Smart Money Aren’t Selling Bitcoin. So Who Is?

Smart Money Aren’t Selling Bitcoin. So Who Is?

by Ras Vasilisin
29. June 2021
Smart Money Aren’t Selling Bitcoin. So Who Is?

To be an investor, you have to follow smart money.

In the traditional financial markets, the term “smart money” refers to Wall Street banks, financial gurus, or hedge fund managers who manage billions of dollars in client money. In crypto, smart money applies to the long-term holders, whales, and institutional players.

When you’re are new to Bitcoin, it’s essential to follow the smart money because they’re generally in tune with what’s going on before everybody else. In addition, they’ve gone through multiple cycles and experienced massive depths of Bitcoin. As a result, they have an edge in the markets.

Glassnode, a blockchain intelligence provider, distinguishes a long-term holder from a short-term holder by a 155-day threshold. The provider assigns all the wallets younger than 155 days to a short-term holder and older to a long-term holder.

Will Clemente is a rising crypto analyst and Bitcoin Magazine contributor. According to Will’s analysis, the long-term holders know Bitcoin is cheap. As a result, they’ve added 741,363 BTC to their holdings since the initial price drawdown in late May.
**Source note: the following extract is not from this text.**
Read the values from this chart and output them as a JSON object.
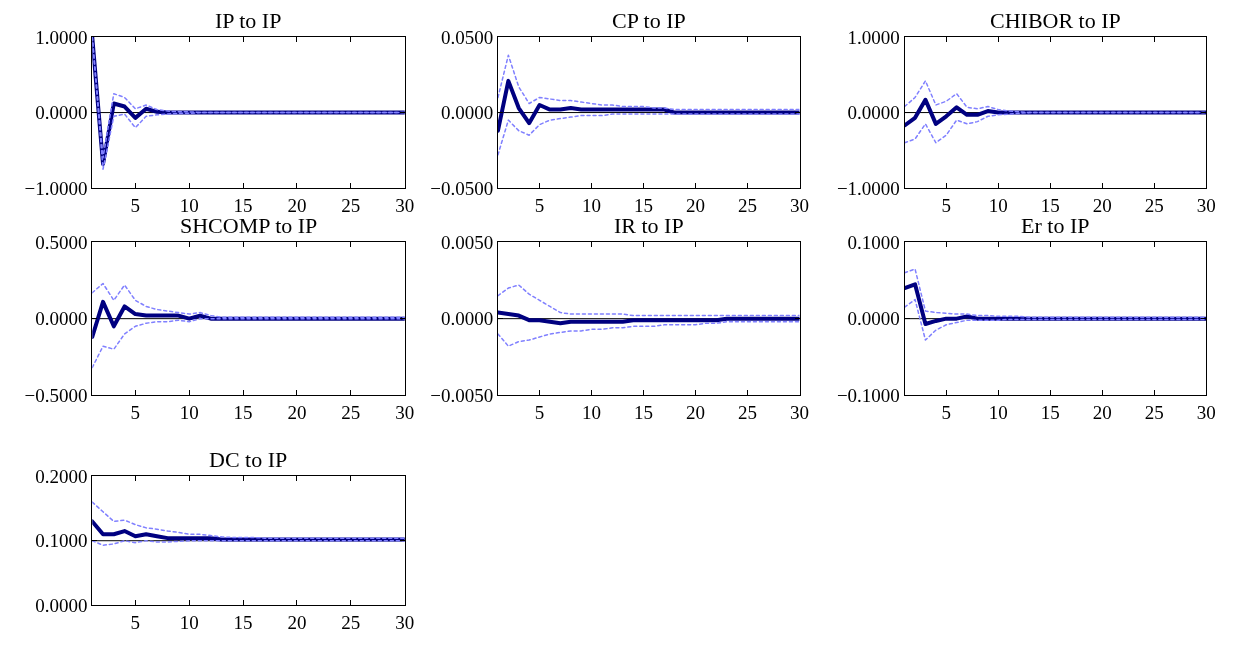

On a similar note, another talented analyst, Willy Woo, compared liquid to illiquid supply in a simple ratio and noticed something very interesting. The illiquid supply change metric, also dubbed the “Rick Astley Indicator” is still continuing its trend of a strong accumulation from entities that statistically have a very low likelihood of selling. In this case, there was a clear bullish divergence. And the chart below also supports the idea that the re-accumulation trend of smart money increases as the price decreases.

And lastly, in Will Clemente’s Glassnode metric below, you can see the stablecoin supply ratio oscillator. This shows that capital in stablecoins is slowly rotating back into the market from the sidelines. Furthermore, this chart shows that the current recovery in terms of stable coin flows resembles previous significant corrections such as late 2018, March 2020, and the relatively substantial drawdown during September of last year.

Given all these points, the long-term holders are doing the opposite of selling.

So who is selling?

Unfortunately, it’s the weak hands again.

Using data from Glassnode’s weekly report, analysts have confirmed that new entrants to the market have capitulated at a loss while long-term holders have continued to buy the dip.

However, we’re still in the mid consolidation period. To put it differently, when someone spills milk all over the kitchen counter, you need many paper towels to clean up the mess.